My name is Alicia. I was born in 1976. I’m the kind of person who says things like, “I was born in 1976” instead of telling you that I’m 33 because I’m lazy and don’t want to have to update this page. Even though I subscribe completely to the idea that I’m not the same person now that I was when I started writing this a few minutes ago. And I, most definitely, will not be the same person I am right now (which is different than the person I was when I wrote that last sentence) by the time you read this.
But maybe, if I tell you about myself, you can frame me in some way, put me in some context in your head. I always like to contextualize, and maybe you do too. You should.
So, I was born in Texas in 1976. My family (and when I talk about my family, I’m almost always talking about my mother’s side, unless I specify that I’m talking about my father’s side) is really Illinois ilk, but my grandfather was in the military, and they moved around a lot — all over the world, really — until he retired from the Marines in the 1970s. They settled in Texas, where one of my grandmother’s sisters lived. I grew up in a suburb of Dallas.
To understand me, you have to understand my family.
My parents weren’t married when they found out my mom was pregnant. They got married a few months before I was born, and they were young, so that didn’t work out so well. They got divorced when I was just a few years old, so I only have a couple of flashbulb memories of us living together as a family. My mom started dating my stepdad when I was in kindergarten, so he’s pretty much always been in my life. They got married when I was seven, and my little brother was born when I was 10.
My dad died a few days after I turned 11. If you read me for any length of time, you will read about this. It continues to define me and my life to this day. I didn’t really talk about it much when I was growing up – and I didn’t know any other kids like me – so I’m all about getting it out of my brain and trying to process and make sense of it now.
After that, there were some awkward years…
Fast forward to college.
I got my undergrad degree in psychology at Bard College in upstate New York. That place made me a thinking, logical, critical, rational, socially and politically aware human being.
I met Bradley in the summer of 1996 when I was home from New York for the summer. He was the absolute smartest person I’d ever met, and I could tell we were alike in a lot of ways (like being breathtakingly smart, heh). We started dating in March of 1997 when he and some friends came to visit me in New York. Falling in love with him was maybe the best experience of my life. Like finding religion or something.
We got married in August 1998. This was mostly a pragmatic move; we were already committed and mostly living together at the time, but we did the whole wedding deal anyway.
I started graduate school in Austin in the fall of 1999, and Brad decided he was tired of programming and went back for a second bachelor’s degree and teaching certification in 2000. We were both in school when our first child, Kieran, was born in April 2001.

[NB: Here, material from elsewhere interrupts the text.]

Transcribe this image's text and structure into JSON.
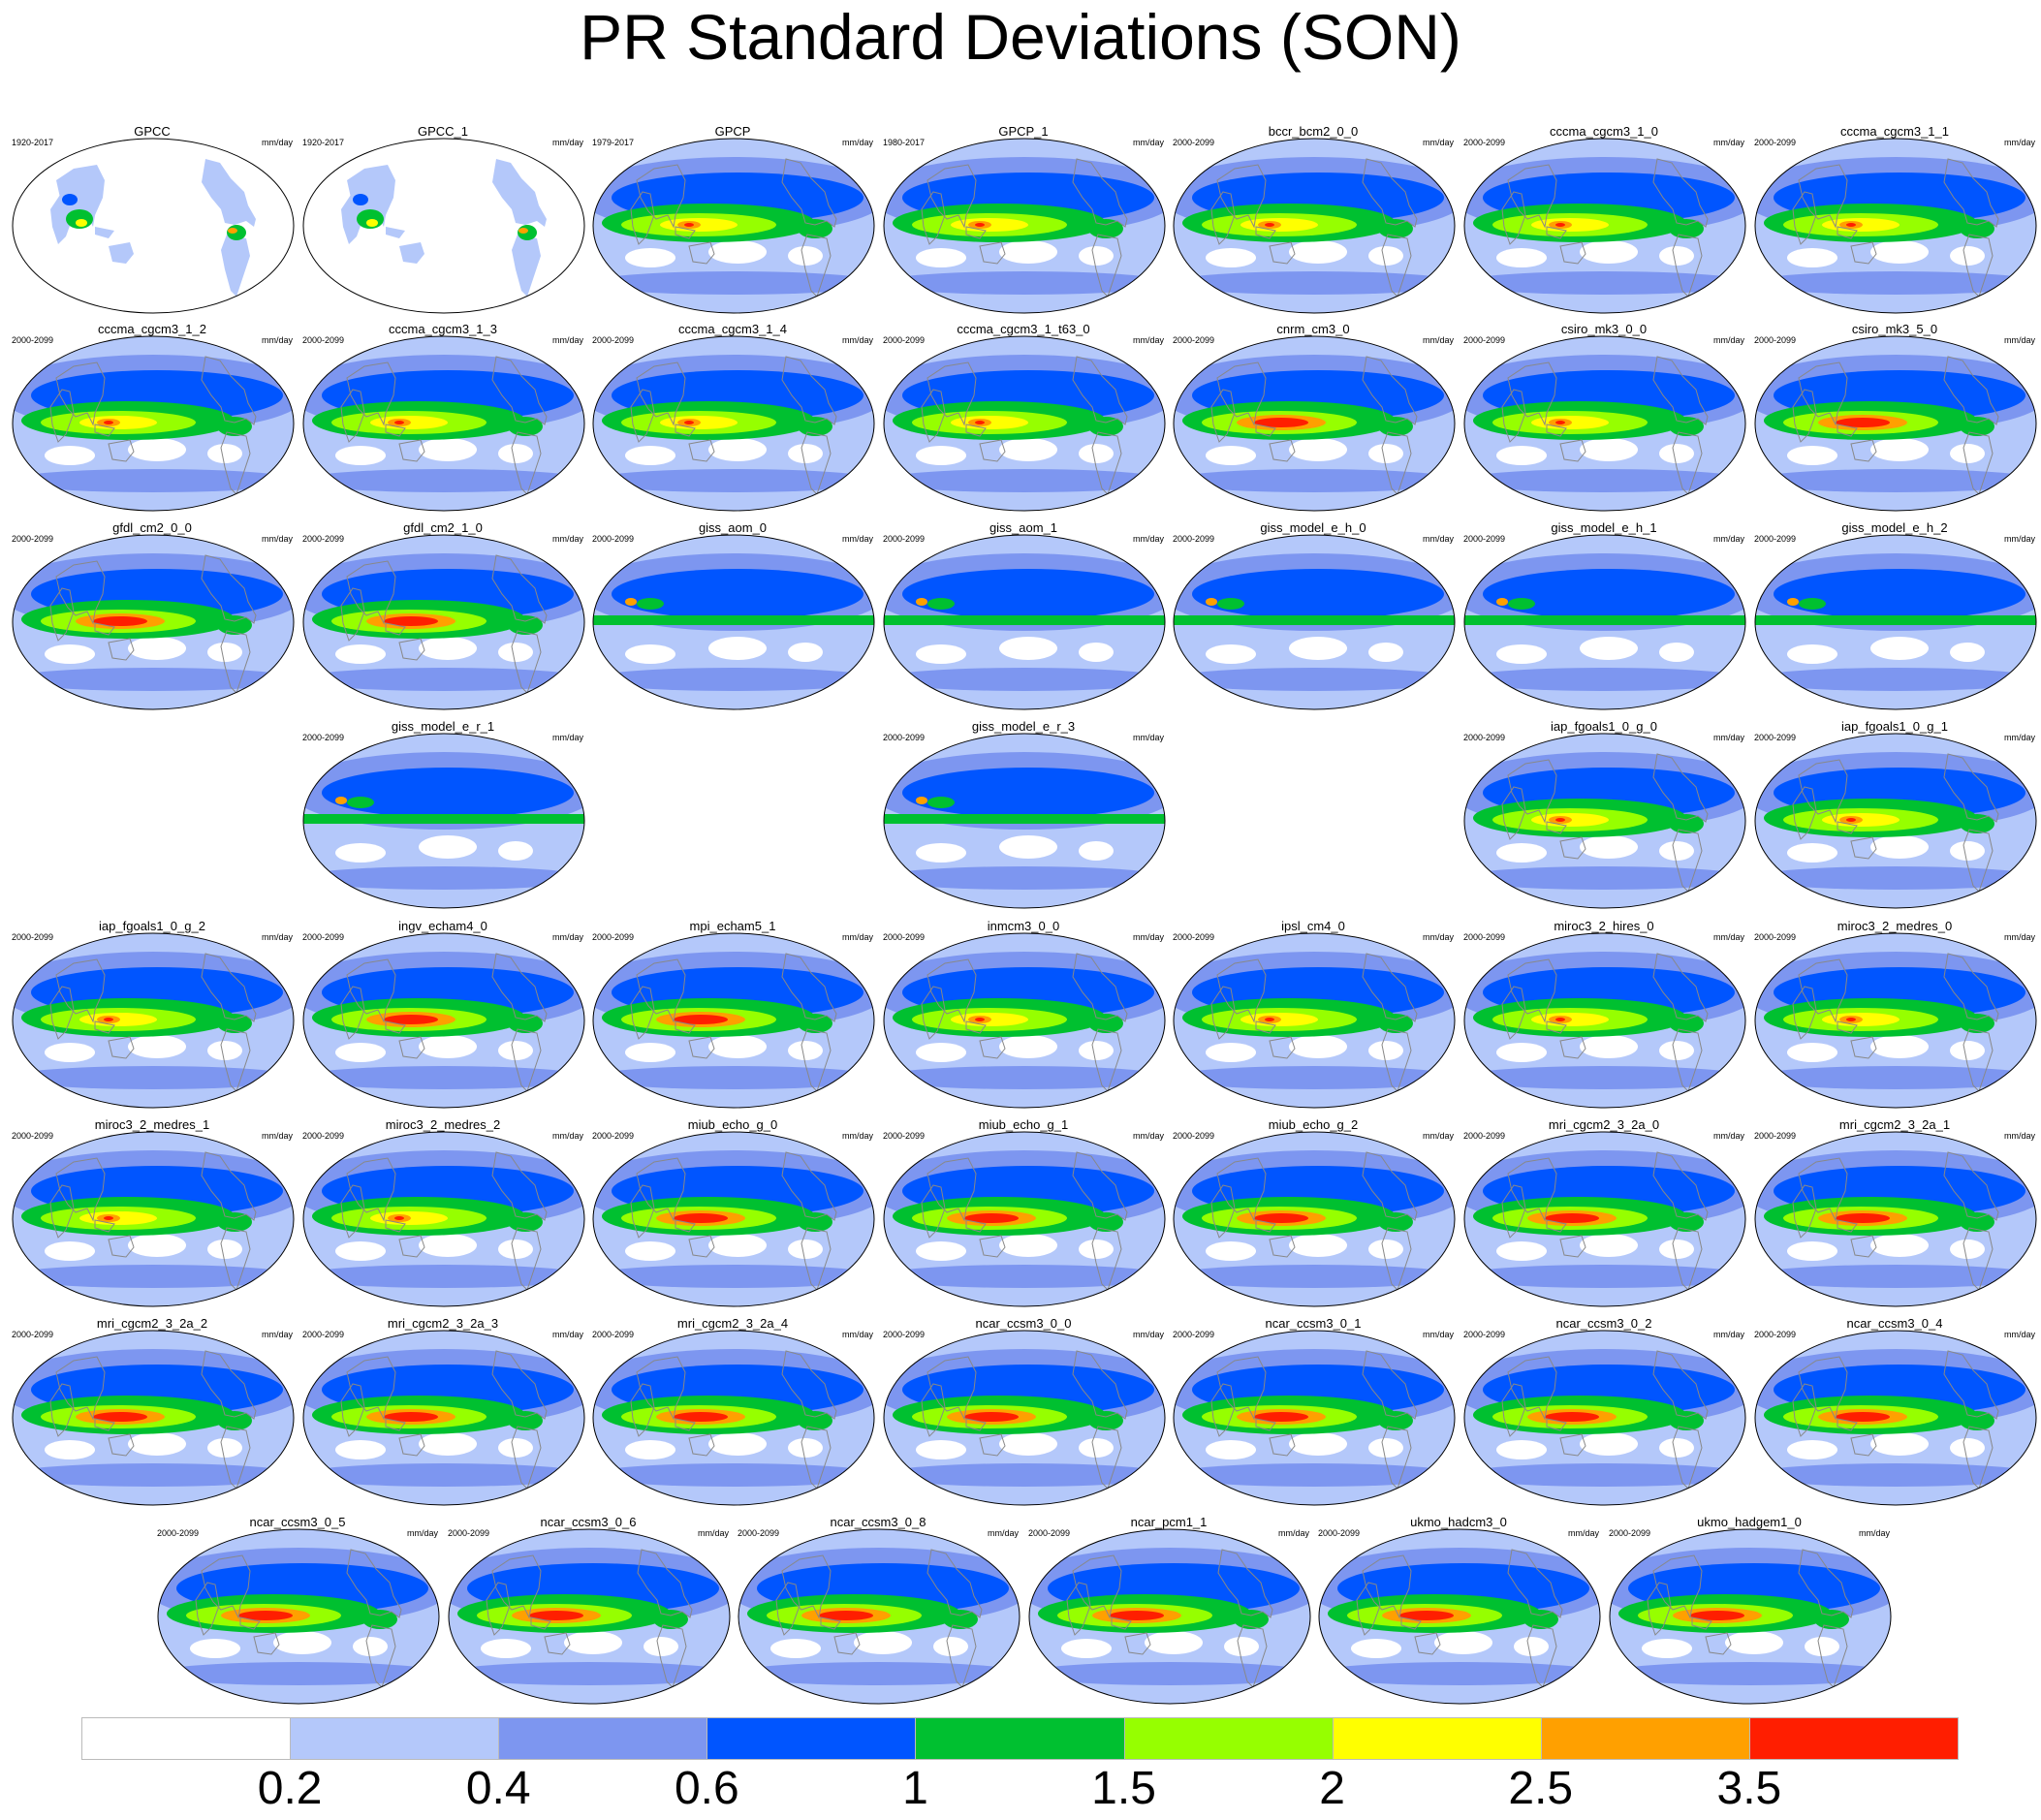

Brad graduated (again) and started teaching computer science in 2003. I graduated with a Ph.D. in educational psychology in May 2004, and our second child, Anneke (Dutch, rhymes with “Hanukkah”), was born less than two weeks later.
We moved back to Dallas, where both our families lived, and I stayed home with the two bigs for a year. I taught middle school (special ed and math) for three years in a suburb of Dallas, and our third baby, Griffon, was born in May 2007.
Griffon, 2 years, August 2009:

We moved back to Austin in early 2008 (because Austin is Teh Awesome of Texas), and I found out I was pregnant with our fourth (final) child that September. Archer was born in May 2009.
Archer, 2 months, August 2009:

Which takes me to NOW.
I work full-time (and part-time at another job), and I travel quite a bit for work. I like to be busy. I write mostly about my kids because parenting is the part of my life that challenges me the most. And I like to be challenged.
Politically, I am pretty much a bleeding-heart liberal commie. This is not to say I align with a certain party. I think for myself, for sure. It’s just that when I think, I’m almost never thinking the same thing any Republican is thinking. And philosophically, I guess I’m mostly a pacifist. I think it’s important to treat people with kindness and respect. I am not the warmest person, myself, so I always wonder if this translates into how people see me.
Probably not.
Welcome to my brain.
***
Also, I should add: Beth is my last name. I have a spouse and four children. There are six of us Beths. Bethsix. Clever, no?